Ling wrinkles her forehead. “Why does Aevum need a nervous system?”

“So it can feel things, respond emotionally to what's going on. That's a part of being alive.” I feel like I've stepped outside my body and am watching someone else reeling off facts as easily as breathing. I can't believe I remember all this. Listening to my mom, reading her reports, doing my homework at Simutech surrounded by scientists—it seems like a lifetime ago. “The processing speed of the singularix would have increased exponentially.”

“The singu . . . What?”

“Singularix.” I pause. “Their brain.”

“Tess, you know more about this than any civilian out there.” I can
almost taste the passion in Ling's voice. “More than any of us, that's for sure.”

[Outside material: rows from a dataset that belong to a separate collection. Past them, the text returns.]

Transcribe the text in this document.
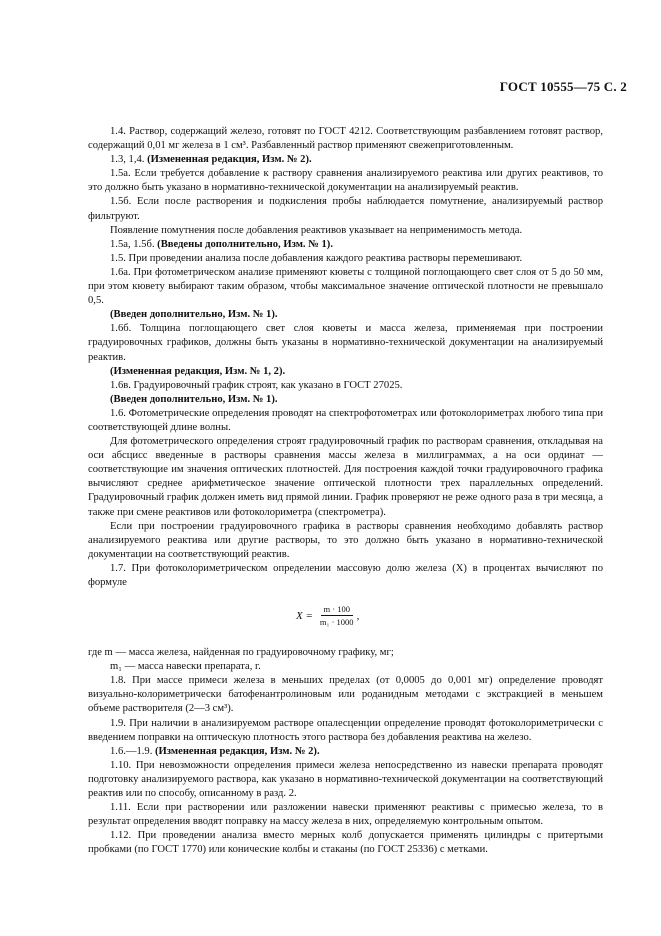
ГОСТ 10555—75 С. 2

1.4. Раствор, содержащий железо, готовят по ГОСТ 4212. Соответствующим разбавлением готовят раствор, содержащий 0,01 мг железа в 1 см³. Разбавленный раствор применяют свежеприготовленным.

1.3, 1,4. (Измененная редакция, Изм. № 2).

1.5а. Если требуется добавление к раствору сравнения анализируемого реактива или других реактивов, то это должно быть указано в нормативно-технической документации на анализируемый реактив.

1.5б. Если после растворения и подкисления пробы наблюдается помутнение, анализируемый раствор фильтруют.

Появление помутнения после добавления реактивов указывает на неприменимость метода.

1.5а, 1.5б. (Введены дополнительно, Изм. № 1).

1.5. При проведении анализа после добавления каждого реактива растворы перемешивают.

1.6а. При фотометрическом анализе применяют кюветы с толщиной поглощающего свет слоя от 5 до 50 мм, при этом кювету выбирают таким образом, чтобы максимальное значение оптической плотности не превышало 0,5.

(Введен дополнительно, Изм. № 1).

1.6б. Толщина поглощающего свет слоя кюветы и масса железа, применяемая при построении градуировочных графиков, должны быть указаны в нормативно-технической документации на анализируемый реактив.

(Измененная редакция, Изм. № 1, 2).

1.6в. Градуировочный график строят, как указано в ГОСТ 27025.

(Введен дополнительно, Изм. № 1).

1.6. Фотометрические определения проводят на спектрофотометрах или фотоколориметрах любого типа при соответствующей длине волны.

Для фотометрического определения строят градуировочный график по растворам сравнения, откладывая на оси абсцисс введенные в растворы сравнения массы железа в миллиграммах, а на оси ординат — соответствующие им значения оптических плотностей. Для построения каждой точки градуировочного графика вычисляют среднее арифметическое значение оптической плотности трех параллельных определений. Градуировочный график должен иметь вид прямой линии. График проверяют не реже одного раза в три месяца, а также при смене реактивов или фотоколориметра (спектрометра).

Если при построении градуировочного графика в растворы сравнения необходимо добавлять раствор анализируемого реактива или другие растворы, то это должно быть указано в нормативно-технической документации на соответствующий реактив.

1.7. При фотоколориметрическом определении массовую долю железа (X) в процентах вычисляют по формуле

$X = \frac{m \cdot 100}{\text{m₁ · 1000}}$ ,

где m — масса железа, найденная по градуировочному графику, мг;

m₁ — масса навески препарата, г.

1.8. При массе примеси железа в меньших пределах (от 0,0005 до 0,001 мг) определение проводят визуально-колориметрически батофенантролиновым или роданидным методами с экстракцией в меньшем объеме растворителя (2—3 см³).

1.9. При наличии в анализируемом растворе опалесценции определение проводят фотоколориметрически с введением поправки на оптическую плотность этого раствора без добавления реактива на железо.

1.6.—1.9. (Измененная редакция, Изм. № 2).

1.10. При невозможности определения примеси железа непосредственно из навески препарата проводят подготовку анализируемого раствора, как указано в нормативно-технической документации на соответствующий реактив или по способу, описанному в разд. 2.

1.11. Если при растворении или разложении навески применяют реактивы с примесью железа, то в результат определения вводят поправку на массу железа в них, определяемую контрольным опытом.

1.12. При проведении анализа вместо мерных колб допускается применять цилиндры с притертыми пробками (по ГОСТ 1770) или конические колбы и стаканы (по ГОСТ 25336) с метками.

“I sold my ID for iodine. I can't get back over the border.”

“I figured as much.” Ling unzips a hefty-looking bag slung over her leg and pulls out one of the shiny red ID cards every Edenite is supposed to carry. For a moment, I'm mesmerized by the five-second loop of me—the old me—that plays on the card. My eyebrows slowly rising, then a smile that's more of a smirk, followed by a toss of silky blond hair. The way Izzy taught me to take a loop. Looking at it now, I almost see my best friend's face instead of mine. I barely recognize myself. The loop ends and starts again, thin eyebrows rising in an endless cycle.